For low blood pressure, most specialists recommend waist-high stockings rated at 20 to 30 mmHg or 30 to 40 mmHg of pressure. Knee-high stockings are easier to wear but less effective, since a large amount of blood pools in the thighs and abdomen. Waist-high options or abdominal binders provide the most benefit. They’re most helpful during the hours you spend upright, so putting them on before you get out of bed in the morning is ideal.
Elevate the Head of Your Bed
Sleeping with your head slightly raised can reduce the sharp blood pressure drop many people experience when they first stand up in the morning. The slight tilt trains your body to retain more fluid overnight instead of losing it through increased kidney output during flat sleep.
There’s no single proven angle that works best. One approach that has shown promise is gradually raising the head of the bed over several weeks, reaching around 15 inches (38 cm) of elevation at the headboard, which works out to roughly 11 degrees. Starting small and increasing gradually makes it easier to tolerate. You can use bed risers or a foam wedge under the mattress rather than just stacking pillows, which tend to shift overnight and only bend your neck rather than tilting your whole body.
Watch Your Caffeine and Alcohol
Caffeine temporarily raises blood pressure by narrowing blood vessels and increasing heart rate. A cup of coffee or tea before meals or before periods when you’re most symptomatic can provide a modest boost. The effect varies from person to person and diminishes with habitual use, but it’s a simple tool worth trying.

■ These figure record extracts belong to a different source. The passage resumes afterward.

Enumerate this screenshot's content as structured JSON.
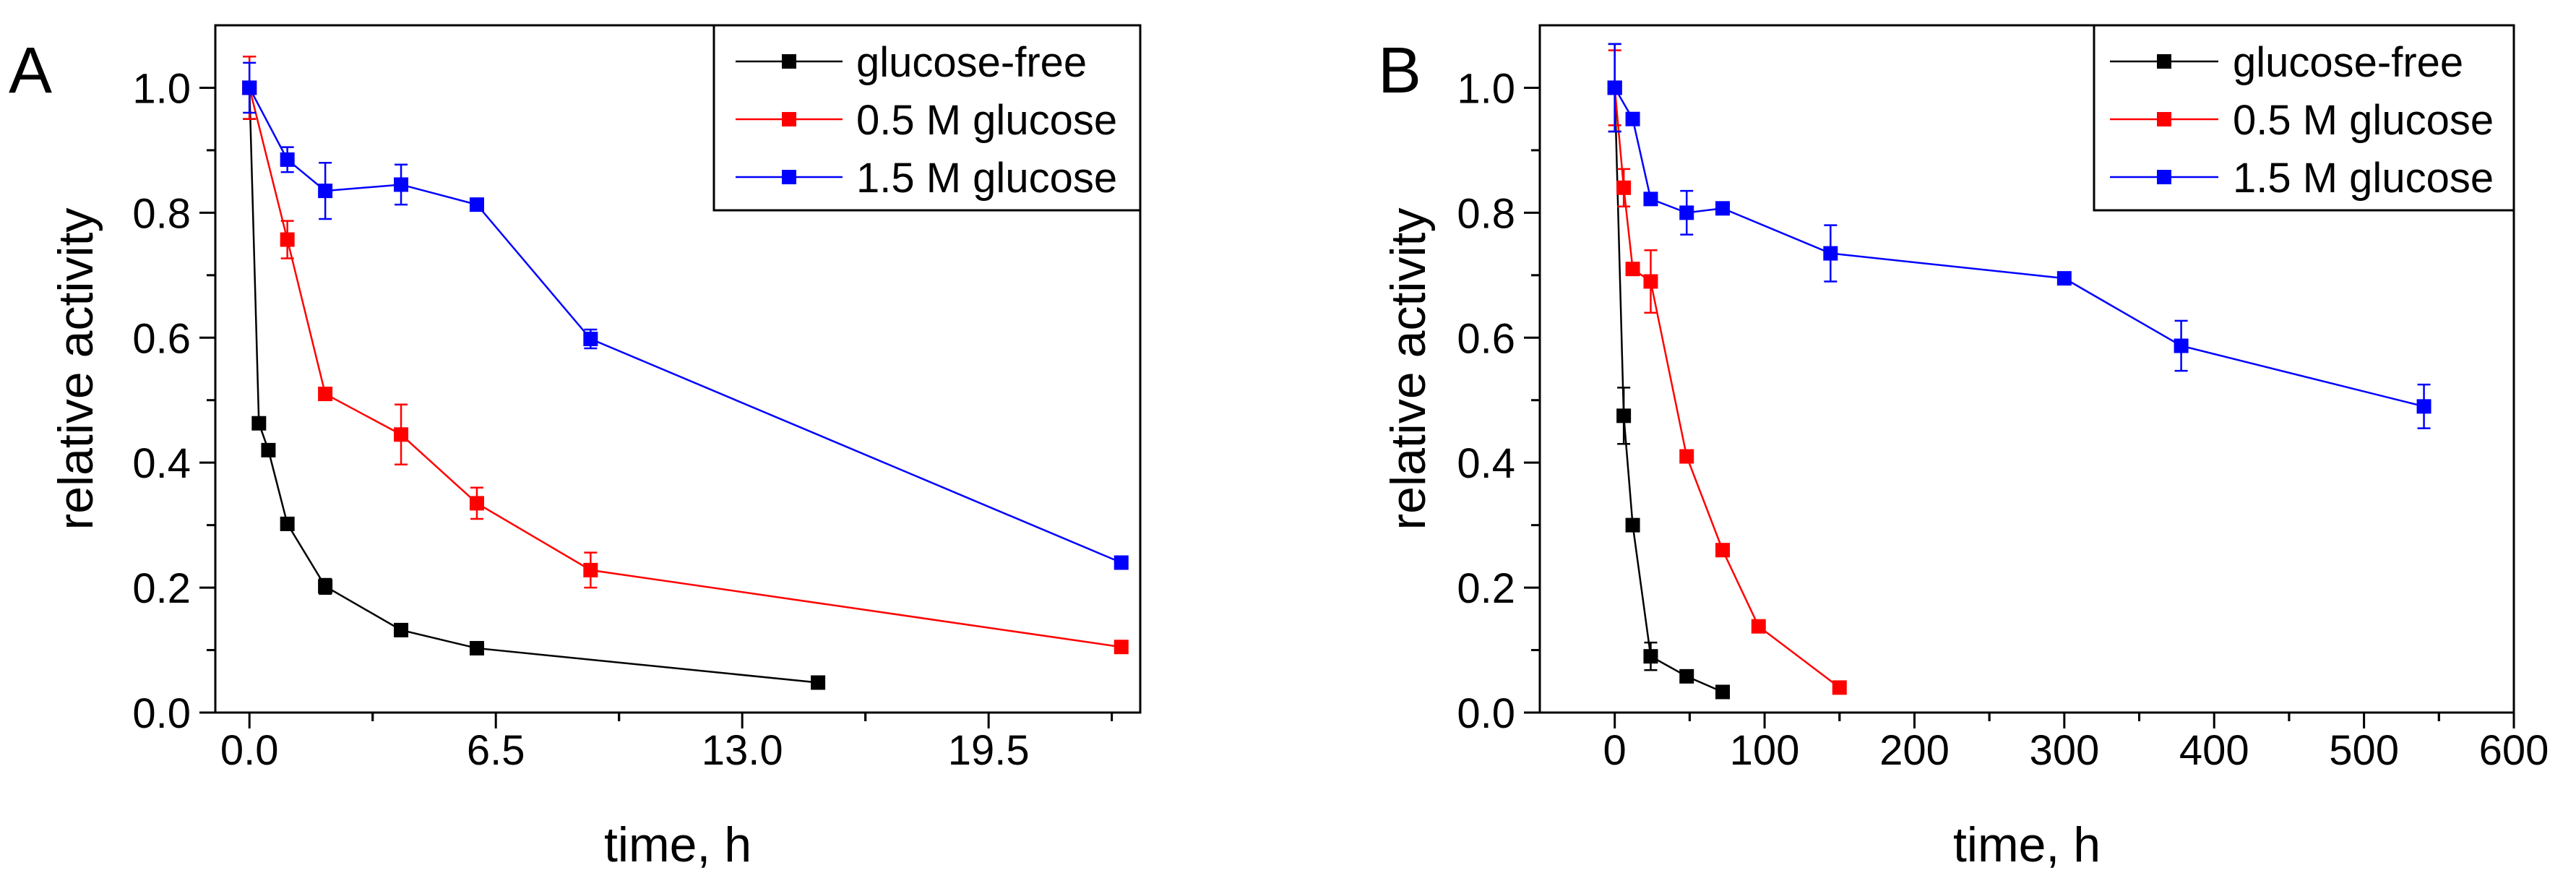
{
  "chart_data": [
    {
      "type": "line",
      "panel_label": "A",
      "xlabel": "time, h",
      "ylabel": "relative activity",
      "xlim": [
        -0.9,
        23.5
      ],
      "ylim": [
        0,
        1.1
      ],
      "xticks": [
        0,
        6.5,
        13,
        19.5
      ],
      "xtick_labels": [
        "0.0",
        "6.5",
        "13.0",
        "19.5"
      ],
      "yticks": [
        0,
        0.2,
        0.4,
        0.6,
        0.8,
        1.0
      ],
      "ytick_labels": [
        "0.0",
        "0.2",
        "0.4",
        "0.6",
        "0.8",
        "1.0"
      ],
      "grid": false,
      "legend_position": "top-right",
      "series": [
        {
          "name": "glucose-free",
          "color": "#000000",
          "x": [
            0,
            0.25,
            0.5,
            1,
            2,
            4,
            6,
            15
          ],
          "y": [
            1.0,
            0.463,
            0.42,
            0.302,
            0.202,
            0.132,
            0.103,
            0.048
          ],
          "err": [
            0.05,
            0.005,
            0.005,
            0.008,
            0.012,
            0.005,
            0.005,
            0.004
          ]
        },
        {
          "name": "0.5 M glucose",
          "color": "#ff0000",
          "x": [
            0,
            1,
            2,
            4,
            6,
            9,
            23
          ],
          "y": [
            1.0,
            0.757,
            0.51,
            0.445,
            0.335,
            0.228,
            0.105
          ],
          "err": [
            0.05,
            0.03,
            0.008,
            0.048,
            0.025,
            0.028,
            0.004
          ]
        },
        {
          "name": "1.5 M glucose",
          "color": "#0000ff",
          "x": [
            0,
            1,
            2,
            4,
            6,
            9,
            23
          ],
          "y": [
            1.0,
            0.885,
            0.835,
            0.845,
            0.813,
            0.598,
            0.24
          ],
          "err": [
            0.04,
            0.02,
            0.045,
            0.032,
            0.005,
            0.015,
            0.005
          ]
        }
      ]
    },
    {
      "type": "line",
      "panel_label": "B",
      "xlabel": "time, h",
      "ylabel": "relative activity",
      "xlim": [
        -50,
        600
      ],
      "ylim": [
        0,
        1.1
      ],
      "xticks": [
        0,
        100,
        200,
        300,
        400,
        500,
        600
      ],
      "xtick_labels": [
        "0",
        "100",
        "200",
        "300",
        "400",
        "500",
        "600"
      ],
      "yticks": [
        0,
        0.2,
        0.4,
        0.6,
        0.8,
        1.0
      ],
      "ytick_labels": [
        "0.0",
        "0.2",
        "0.4",
        "0.6",
        "0.8",
        "1.0"
      ],
      "grid": false,
      "legend_position": "top-right",
      "series": [
        {
          "name": "glucose-free",
          "color": "#000000",
          "x": [
            0,
            6,
            12,
            24,
            48,
            72
          ],
          "y": [
            1.0,
            0.475,
            0.3,
            0.09,
            0.058,
            0.033
          ],
          "err": [
            0.07,
            0.045,
            0.008,
            0.022,
            0.005,
            0.004
          ]
        },
        {
          "name": "0.5 M glucose",
          "color": "#ff0000",
          "x": [
            0,
            6,
            12,
            24,
            48,
            72,
            96,
            150
          ],
          "y": [
            1.0,
            0.84,
            0.71,
            0.69,
            0.41,
            0.26,
            0.138,
            0.04
          ],
          "err": [
            0.06,
            0.03,
            0.008,
            0.05,
            0.008,
            0.005,
            0.004,
            0.004
          ]
        },
        {
          "name": "1.5 M glucose",
          "color": "#0000ff",
          "x": [
            0,
            12,
            24,
            48,
            72,
            144,
            300,
            378,
            540
          ],
          "y": [
            1.0,
            0.95,
            0.822,
            0.8,
            0.807,
            0.735,
            0.695,
            0.587,
            0.49
          ],
          "err": [
            0.07,
            0.005,
            0.005,
            0.035,
            0.005,
            0.045,
            0.008,
            0.04,
            0.035
          ]
        }
      ]
    }
  ]
}
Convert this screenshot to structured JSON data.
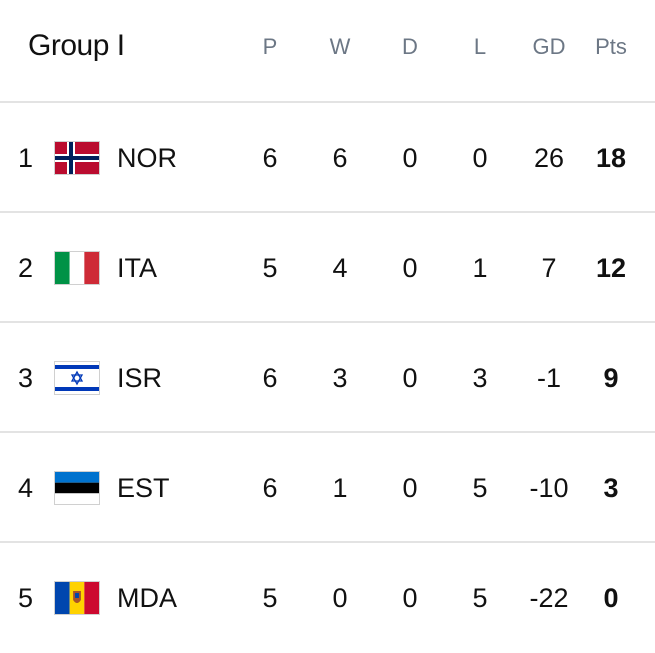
{
  "group_title": "Group I",
  "columns": {
    "played": "P",
    "won": "W",
    "drawn": "D",
    "lost": "L",
    "goal_diff": "GD",
    "points": "Pts"
  },
  "rows": [
    {
      "rank": "1",
      "team": "NOR",
      "flag": "norway-flag-icon",
      "played": "6",
      "won": "6",
      "drawn": "0",
      "lost": "0",
      "goal_diff": "26",
      "points": "18"
    },
    {
      "rank": "2",
      "team": "ITA",
      "flag": "italy-flag-icon",
      "played": "5",
      "won": "4",
      "drawn": "0",
      "lost": "1",
      "goal_diff": "7",
      "points": "12"
    },
    {
      "rank": "3",
      "team": "ISR",
      "flag": "israel-flag-icon",
      "played": "6",
      "won": "3",
      "drawn": "0",
      "lost": "3",
      "goal_diff": "-1",
      "points": "9"
    },
    {
      "rank": "4",
      "team": "EST",
      "flag": "estonia-flag-icon",
      "played": "6",
      "won": "1",
      "drawn": "0",
      "lost": "5",
      "goal_diff": "-10",
      "points": "3"
    },
    {
      "rank": "5",
      "team": "MDA",
      "flag": "moldova-flag-icon",
      "played": "5",
      "won": "0",
      "drawn": "0",
      "lost": "5",
      "goal_diff": "-22",
      "points": "0"
    }
  ],
  "colors": {
    "header_text": "#6c7785",
    "body_text": "#111111",
    "divider": "#e3e3e3"
  }
}
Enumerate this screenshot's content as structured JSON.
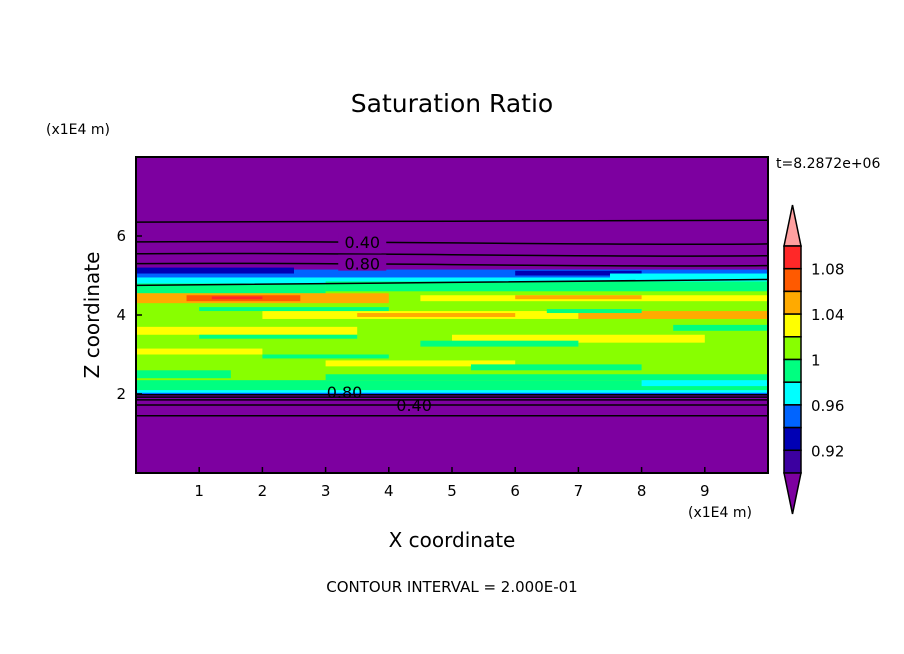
{
  "chart_data": {
    "type": "heatmap",
    "title": "Saturation Ratio",
    "xlabel": "X coordinate",
    "ylabel": "Z coordinate",
    "x_unit": "(x1E4 m)",
    "y_unit": "(x1E4 m)",
    "xlim": [
      0,
      10
    ],
    "ylim": [
      0,
      8
    ],
    "x_ticks": [
      "1",
      "2",
      "3",
      "4",
      "5",
      "6",
      "7",
      "8",
      "9"
    ],
    "y_ticks": [
      "2",
      "4",
      "6"
    ],
    "time_label": "t=8.2872e+06",
    "contour_interval_text": "CONTOUR INTERVAL = 2.000E-01",
    "contour_labels": [
      "0.40",
      "0.80",
      "0.80",
      "0.40"
    ],
    "colorbar": {
      "labels": [
        "1.08",
        "1.04",
        "1",
        "0.96",
        "0.92"
      ],
      "colors_top_to_bottom": [
        "#ffa0a0",
        "#ff2828",
        "#ff5a00",
        "#ffaa00",
        "#ffff00",
        "#88ff00",
        "#00ff80",
        "#00ffff",
        "#0064ff",
        "#0000b4",
        "#3c00a0",
        "#7d00a0"
      ]
    },
    "background_color": "#7d00a0"
  }
}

Alcohol, on the other hand, lowers blood pressure by relaxing blood vessels and promoting dehydration. If you’re already dealing with low blood pressure, even moderate drinking can worsen symptoms. Limiting alcohol or avoiding it during times when your symptoms are worst is a practical step.
Move Gradually When Changing Positions
Many people with low blood pressure feel worst when transitioning from lying down to sitting, or sitting to standing. This happens because gravity suddenly shifts blood away from the brain. You can minimize this by moving in stages: sit on the edge of the bed for 30 seconds before standing, flex your calves a few times while seated, and avoid jumping up quickly. Pumping your ankles up and down before standing activates the muscle pump in your calves and primes your circulation.
When Lifestyle Changes Aren’t Enough
If dietary and behavioral strategies don’t control your symptoms, prescription medications are available. The two most commonly used work through different mechanisms. One type narrows blood vessels directly, physically increasing resistance and raising pressure. The other promotes sodium and water retention, expanding blood volume over time. Both are effective but come with tradeoffs. The sodium-retention approach, for example, can deplete potassium levels in nearly half of patients within the first week. Your doctor can help determine which option fits your situation based on the underlying cause of your low blood pressure and any other conditions you have.
Low blood pressure has many possible causes, from dehydration and medication side effects to nervous system conditions. The strategies above work broadly, but identifying and treating the root cause, when possible, is always the most effective long-term solution.